小少年名姜源,是姜水村秀才老爷姜伯成的孙子,这所小学堂就是姜成所办,前来念书的都是姜水村与附近村子的一些蒙童。
姜源今年六岁,却是已经入学两年了,姜伯成极疼爱小儿子姜穆青,而姜源又是姜穆青唯一的儿子,姜伯成自然爱屋及乌,不仅从小就把他带在身边亲自教养,还让他四岁时就入学堂读书。
要知道姜家小儿们都是在满六周岁才开始念书的,由此可见姜伯成望孙成龙的心是多么殷切,这是盼着姜源能有大出息啊!
但事与愿违,姜源自小被奶奶亲娘娇宠,吃不得一点苦头,自是不愿意坐住念书,他想和小伙伴们去爬山,他想下河捞鱼,他想让爹爹带他去碧水镇买糖葫芦……
姜伯成见他如此,却越发起了心思来,他收起一贯慈和的面容,对着姜源狠起心来,念书念得不对,打;背书背不出来,打;上课开小差,打;写字不认真,打;完不成课业,还打……总之是把“棍棒”的作用发挥到最大。
而原身姜源就是挨打后发起了高热,直接一命呜呼了。
是的,此时端坐在学堂里的姜源已经换了一个芯子,他原也叫姜源,是21世纪的一名室内设计专业的大学生,谁知在毕业当日为救一过马路的孩童不幸被撞身亡。
刚穿过来时他还躺在床榻上,旁边响起大夫的叹息,“这孩子啊,没救了。”
什么没救了?姜源本以为他是被送进医院了,便费力坐起身,他可从来不认命,若不然也不能从一介孤儿考上985大学。

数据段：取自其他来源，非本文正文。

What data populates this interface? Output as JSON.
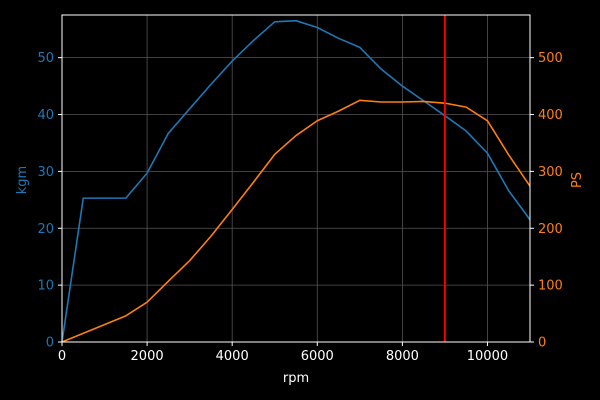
{
  "chart_data": {
    "type": "line",
    "xlabel": "rpm",
    "ylabel_left": "kgm",
    "ylabel_right": "PS",
    "xlim": [
      0,
      11000
    ],
    "ylim_left": [
      0,
      57.5
    ],
    "ylim_right": [
      0,
      575
    ],
    "x_ticks": [
      0,
      2000,
      4000,
      6000,
      8000,
      10000
    ],
    "y_ticks_left": [
      0,
      10,
      20,
      30,
      40,
      50
    ],
    "y_ticks_right": [
      0,
      100,
      200,
      300,
      400,
      500
    ],
    "grid": true,
    "background": "#000000",
    "colors": {
      "torque": "#1f77b4",
      "power": "#ff7f0e",
      "redline": "#ff0000",
      "axes": "#ffffff",
      "grid": "#555555"
    },
    "redline_rpm": 9000,
    "series": [
      {
        "axis": "left",
        "color": "#1f77b4",
        "x": [
          0,
          500,
          1000,
          1500,
          2000,
          2500,
          3000,
          3500,
          4000,
          4500,
          5000,
          5500,
          6000,
          6500,
          7000,
          7500,
          8000,
          8500,
          9000,
          9500,
          10000,
          10500,
          11000
        ],
        "values": [
          0,
          25.3,
          25.3,
          25.3,
          29.7,
          36.7,
          41,
          45.3,
          49.4,
          53,
          56.3,
          56.5,
          55.3,
          53.4,
          51.8,
          48,
          45,
          42.4,
          39.8,
          37.1,
          33.2,
          26.6,
          21.5
        ]
      },
      {
        "axis": "right",
        "color": "#ff7f0e",
        "x": [
          0,
          1500,
          2000,
          2500,
          3000,
          3500,
          4000,
          4500,
          5000,
          5500,
          6000,
          6500,
          7000,
          7500,
          8000,
          8500,
          9000,
          9500,
          10000,
          10500,
          11000
        ],
        "values": [
          0,
          46,
          70,
          107,
          143,
          186,
          233,
          281,
          330,
          363,
          389,
          406,
          425,
          422,
          422,
          423,
          420,
          413,
          389,
          329,
          274
        ]
      }
    ]
  }
}
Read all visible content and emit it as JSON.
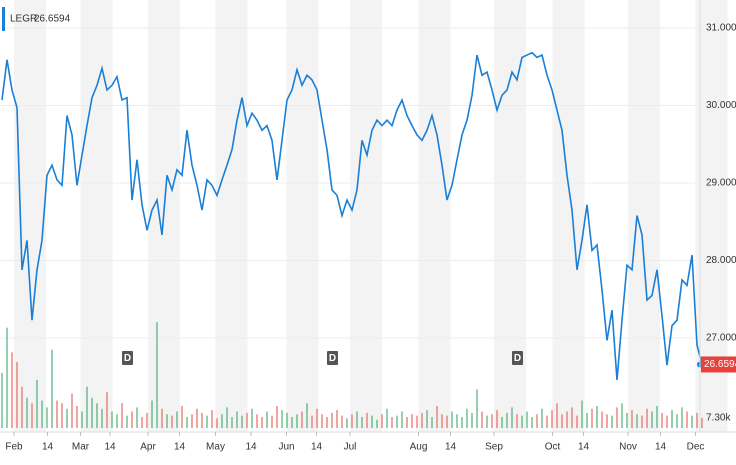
{
  "chart_data": {
    "type": "line",
    "series": [
      {
        "name": "LEGR",
        "color": "#1a7fd6",
        "values": [
          30.07,
          30.59,
          30.2,
          29.97,
          27.88,
          28.26,
          27.23,
          27.88,
          28.26,
          29.1,
          29.23,
          29.04,
          28.97,
          29.87,
          29.62,
          28.97,
          29.36,
          29.74,
          30.1,
          30.26,
          30.48,
          30.2,
          30.26,
          30.37,
          30.07,
          30.1,
          28.78,
          29.3,
          28.72,
          28.39,
          28.65,
          28.78,
          28.33,
          29.1,
          28.91,
          29.17,
          29.1,
          29.68,
          29.23,
          28.97,
          28.65,
          29.04,
          28.97,
          28.84,
          29.04,
          29.23,
          29.43,
          29.81,
          30.1,
          29.74,
          29.9,
          29.81,
          29.68,
          29.74,
          29.55,
          29.04,
          29.55,
          30.07,
          30.2,
          30.46,
          30.26,
          30.39,
          30.33,
          30.2,
          29.81,
          29.43,
          28.91,
          28.84,
          28.58,
          28.78,
          28.65,
          28.91,
          29.55,
          29.36,
          29.68,
          29.81,
          29.74,
          29.81,
          29.74,
          29.94,
          30.07,
          29.87,
          29.74,
          29.62,
          29.55,
          29.68,
          29.87,
          29.62,
          29.23,
          28.78,
          28.97,
          29.3,
          29.62,
          29.81,
          30.13,
          30.65,
          30.39,
          30.43,
          30.2,
          29.94,
          30.13,
          30.2,
          30.43,
          30.33,
          30.62,
          30.65,
          30.68,
          30.62,
          30.65,
          30.39,
          30.2,
          29.94,
          29.68,
          29.1,
          28.65,
          27.88,
          28.26,
          28.72,
          28.13,
          28.2,
          27.62,
          26.97,
          27.36,
          26.46,
          27.23,
          27.94,
          27.88,
          28.58,
          28.33,
          27.49,
          27.55,
          27.88,
          27.29,
          26.65,
          27.16,
          27.23,
          27.75,
          27.68,
          28.07,
          26.91,
          26.6594
        ]
      }
    ],
    "xlim": [
      0,
      140
    ],
    "xticks": [
      {
        "value": 2.4,
        "label": "Feb"
      },
      {
        "value": 9.1,
        "label": "14"
      },
      {
        "value": 15.7,
        "label": "Mar"
      },
      {
        "value": 21.6,
        "label": "14"
      },
      {
        "value": 29.2,
        "label": "Apr"
      },
      {
        "value": 35.5,
        "label": "14"
      },
      {
        "value": 42.7,
        "label": "May"
      },
      {
        "value": 49.8,
        "label": "14"
      },
      {
        "value": 56.9,
        "label": "Jun"
      },
      {
        "value": 62.9,
        "label": "14"
      },
      {
        "value": 69.6,
        "label": "Jul"
      },
      {
        "value": 83.3,
        "label": "Aug"
      },
      {
        "value": 89.7,
        "label": "14"
      },
      {
        "value": 98.4,
        "label": "Sep"
      },
      {
        "value": 110.1,
        "label": "Oct"
      },
      {
        "value": 116.3,
        "label": "14"
      },
      {
        "value": 125.2,
        "label": "Nov"
      },
      {
        "value": 131.7,
        "label": "14"
      },
      {
        "value": 138.7,
        "label": "Dec"
      }
    ],
    "ylim": [
      25.84,
      31.36
    ],
    "yticks": [
      {
        "value": 27,
        "label": "27.0000"
      },
      {
        "value": 28,
        "label": "28.0000"
      },
      {
        "value": 29,
        "label": "29.0000"
      },
      {
        "value": 30,
        "label": "30.0000"
      },
      {
        "value": 31,
        "label": "31.0000"
      }
    ],
    "grid": true,
    "last_color": "#e8413c",
    "markers": [
      {
        "x": 25,
        "label": "D"
      },
      {
        "x": 66,
        "label": "D"
      },
      {
        "x": 103,
        "label": "D"
      }
    ],
    "volume": {
      "up_color": "#4caf7a",
      "down_color": "#e8685e",
      "ylim": [
        0,
        80000
      ],
      "yticks": [
        {
          "value": 7300,
          "label": "7.30k"
        }
      ],
      "values": [
        40000,
        73000,
        55000,
        48000,
        30000,
        22000,
        18000,
        35000,
        20000,
        15000,
        57000,
        20000,
        18000,
        14000,
        25000,
        16000,
        12000,
        30000,
        22000,
        18000,
        14000,
        26000,
        12000,
        10000,
        18000,
        9000,
        12000,
        15000,
        8000,
        11000,
        20000,
        77000,
        14000,
        10000,
        9000,
        12000,
        16000,
        8000,
        10000,
        14000,
        11000,
        9000,
        13000,
        7000,
        10000,
        15000,
        8000,
        12000,
        9000,
        11000,
        14000,
        10000,
        8000,
        12000,
        9000,
        16000,
        13000,
        11000,
        8000,
        10000,
        12000,
        18000,
        9000,
        14000,
        10000,
        8000,
        11000,
        13000,
        9000,
        7000,
        10000,
        12000,
        8000,
        11000,
        9000,
        6000,
        10000,
        14000,
        8000,
        9000,
        12000,
        8000,
        10000,
        9000,
        11000,
        13000,
        8000,
        16000,
        10000,
        9000,
        12000,
        10000,
        8000,
        14000,
        11000,
        28000,
        12000,
        9000,
        10000,
        13000,
        8000,
        11000,
        15000,
        10000,
        9000,
        12000,
        8000,
        10000,
        14000,
        9000,
        13000,
        18000,
        10000,
        12000,
        15000,
        9000,
        20000,
        11000,
        14000,
        16000,
        12000,
        10000,
        9000,
        15000,
        18000,
        11000,
        13000,
        10000,
        9000,
        14000,
        12000,
        16000,
        11000,
        9000,
        13000,
        10000,
        15000,
        12000,
        9000,
        11000,
        7300
      ]
    }
  }
}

姜源“腾”的坐起身,把屋内一众人吓了一跳,有一老一少两位妇人扑上来抱住他,后来姜源才知道这是他在这个时代的娘与奶奶。
在床上躺了几日,又喝了半个月的苦中药,姜源才彻底好全,他娘宋梅花说幸亏现下是冬日,若不然屁股上的伤得烂掉。
姜源屁股一紧,又想到前些日子受的苦楚,这些日子他也把原主的记忆理顺了,不就是念书嘛,真小镇做题家姜源表示:他可以的。
今日是他重返学堂的第一日,预想中的严厉严苛的爷爷——姜伯成姜夫子像变了一个人一样,好似是他这次发高热把众人都吓着了,姜伯成今日对他的态度尤为和煦,见他脑袋埋在书里看,还把他叫去外面。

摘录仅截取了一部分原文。